Blésois ou Blaisois, telle est la question…
La question de savoir s’il faut écrire « Blésois » ou « Blaisois » a suscité des débats et les réponses varient selon que l’on se base sur l’étymologie, la philologie ou l’usage.
Du point de vue étymologique, il est nécessaire de remonter aux plus anciennes mentions du nom de Blois pour se faire une idée claire. Ces références remontent à l’époque mérovingienne. En 584, Grégoire de Tours mentionne les habitants du coin sous le nom de « Blesenses », mais il omet de donner le nom de la ville qu’ils habitent… Un siècle plus tard, au VIIe siècle, des monnaies mérovingiennes portent l’inscription « Bleso castro« . Certaines pièces de monnaie, créées selon le type monétaire de l’édit de Pîtres en 864, portent l’inscription « Blesianis castro ». Enfin, une charte datée de 903 situe une terre « in Blesis castro ». Naturellement, les textes médiévaux reprennent le même radical, que ce soit pour le château, « castello blesensi », ou pour les comtes de Blois, « Blesis comes ». Les premières chartes blésoises rédigées en français à la fin du XIIIe siècle ne mentionnent que les « habitants de Blois » sans les nommer de manière plus précise.
Au XIXe siècle, Touchard-Lafosse a voulu faire de « Castrum blesense » une déformation de « Castrum belsense », c’est-à-dire le château des Beaucerons, et Louis de La Saussaye a tenté de rapprocher « Blesia », l’ancien nom de Blois, de « Belsia », la Beauce.
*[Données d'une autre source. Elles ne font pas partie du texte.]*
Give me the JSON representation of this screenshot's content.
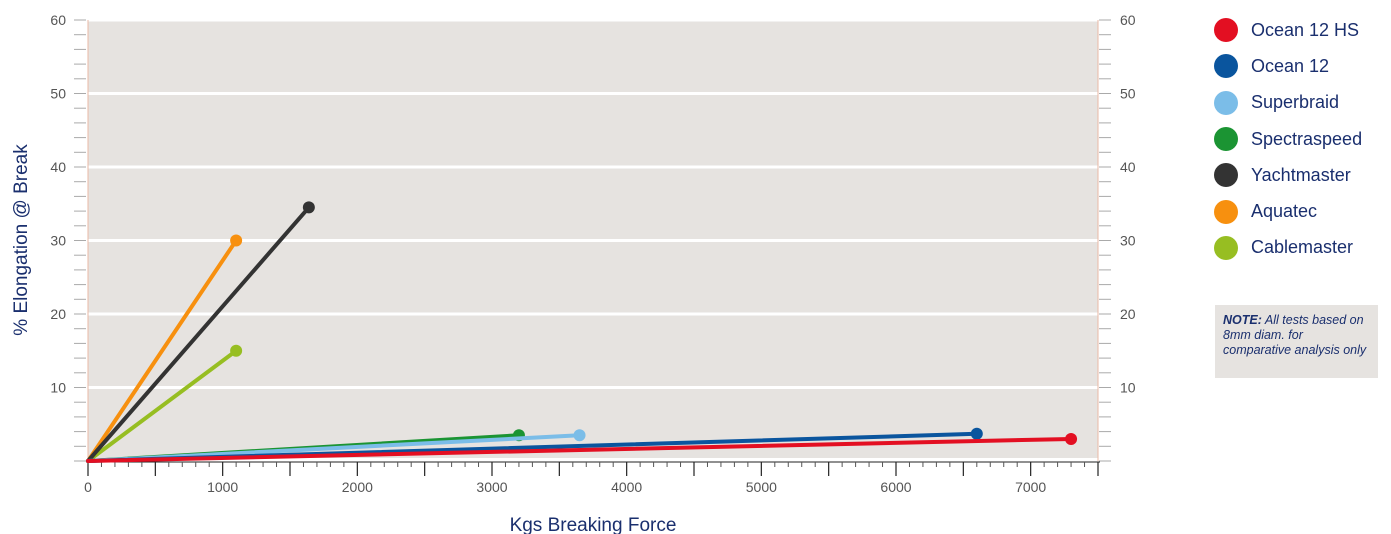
{
  "chart_data": {
    "type": "line",
    "xlabel": "Kgs Breaking Force",
    "ylabel": "% Elongation @ Break",
    "xlim": [
      0,
      7500
    ],
    "ylim": [
      0,
      60
    ],
    "x_ticks": [
      "0",
      "1000",
      "2000",
      "3000",
      "4000",
      "5000",
      "6000",
      "7000"
    ],
    "y_ticks": [
      "10",
      "20",
      "30",
      "40",
      "50",
      "60"
    ],
    "grid": "horizontal",
    "legend_position": "right",
    "series": [
      {
        "name": "Ocean 12 HS",
        "color": "#e30f22",
        "points": [
          [
            0,
            0
          ],
          [
            7300,
            3
          ]
        ]
      },
      {
        "name": "Ocean 12",
        "color": "#0a559e",
        "points": [
          [
            0,
            0
          ],
          [
            6600,
            3.7
          ]
        ]
      },
      {
        "name": "Superbraid",
        "color": "#7bbde8",
        "points": [
          [
            0,
            0
          ],
          [
            3650,
            3.5
          ]
        ]
      },
      {
        "name": "Spectraspeed",
        "color": "#1b9433",
        "points": [
          [
            0,
            0
          ],
          [
            3200,
            3.5
          ]
        ]
      },
      {
        "name": "Yachtmaster",
        "color": "#333333",
        "points": [
          [
            0,
            0
          ],
          [
            1640,
            34.5
          ]
        ]
      },
      {
        "name": "Aquatec",
        "color": "#f7900f",
        "points": [
          [
            0,
            0
          ],
          [
            1100,
            30
          ]
        ]
      },
      {
        "name": "Cablemaster",
        "color": "#97be22",
        "points": [
          [
            0,
            0
          ],
          [
            1100,
            15
          ]
        ]
      }
    ]
  },
  "note": {
    "label": "NOTE:",
    "text": "All tests based on 8mm diam. for comparative analysis only"
  }
}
Ces étymologies sont tentantes mais invérifiables, juge Bruno Guignard dans « Blois de A à Z » (Alan Sutton). Qu’elles soient vraies ou non, il est indéniable que tous ces mots, Bleso, Blesianis, Blesis et leurs dérivés, s’écrivent toujours avec un « e » et non avec la diphtongue « ai ». Si l’on devait s’en tenir à l’étymologie latine, c’est bien la graphie « Blésois » qu’il faudrait adopter.
L’origine de la graphie « Blaisois » pourrait se trouver dans l’une des propositions faites par Louis de La Saussaye, qui pense que Blois peut venir du mot celtique « bleiz » ou de sa variante gaélique « blaiz », signifiant loup. Selon lui, cette étymologie justifierait la présence du loup dans les armoiries de la ville. Cependant, encore une fois, cette origine est difficile à vérifier et repose uniquement sur des suppositions.
La graphie « Blaisois » ne semble pas être attestée avant la fin du XVIe siècle, mais elle apparaît au XVIIe siècle sur plusieurs cartes géographiques du « Pays blaisois ». À une époque où l’orthographe française n’était pas encore bien fixée, peut-on considérer comme preuve la légende de cartes publiées à Paris par des marchands qui ne sont ni des géographes ni des philologues ?
La véritable discussion sur le plan philologique a commencé à la fin du XIXe siècle. En juin 1889, Adrien Thibault affirma que pour établir l’orthographe des mots qui dérivent directement d’un nom de lieu dans sa forme française, il n’est pas nécessaire de se préoccuper de l’origine de ce nom. Selon la méthode habituelle de formation, « Blois » aurait dû donner « bloisois ». Cependant, pour des raisons d’euphonie, de commodité de prononciation et de satisfaction de l’oreille, on a dit « blaisois ». Cette transformation de la diphtongue « oi » ou « ai » (ou « ei ») est très fréquente en français. Evidemment on peut rétorquer à l’encontre de cette démonstration que le véritable son de « ai » est « é » et non « è ». On prononce « Blésois ». Et puis, c’est « Blesenses » qui a donné « Blois ». Les « Blesenses » ont donné leur nom à la ville de Bles, où ‘e’ se traduit comme dans ‘rex’ par ‘oi’, ce qui donne Blois.
Quelle est la réponse finale ?
Finalement, c’est l’usage qui l’a emporté. Et il est maintenant d’usage d’écrire « les Blésois » pour désigner les habitants de la ville et « le Blaisois » pour désigner le secteur autour de Blois. Donc, les Blésois habitent le Blaisois.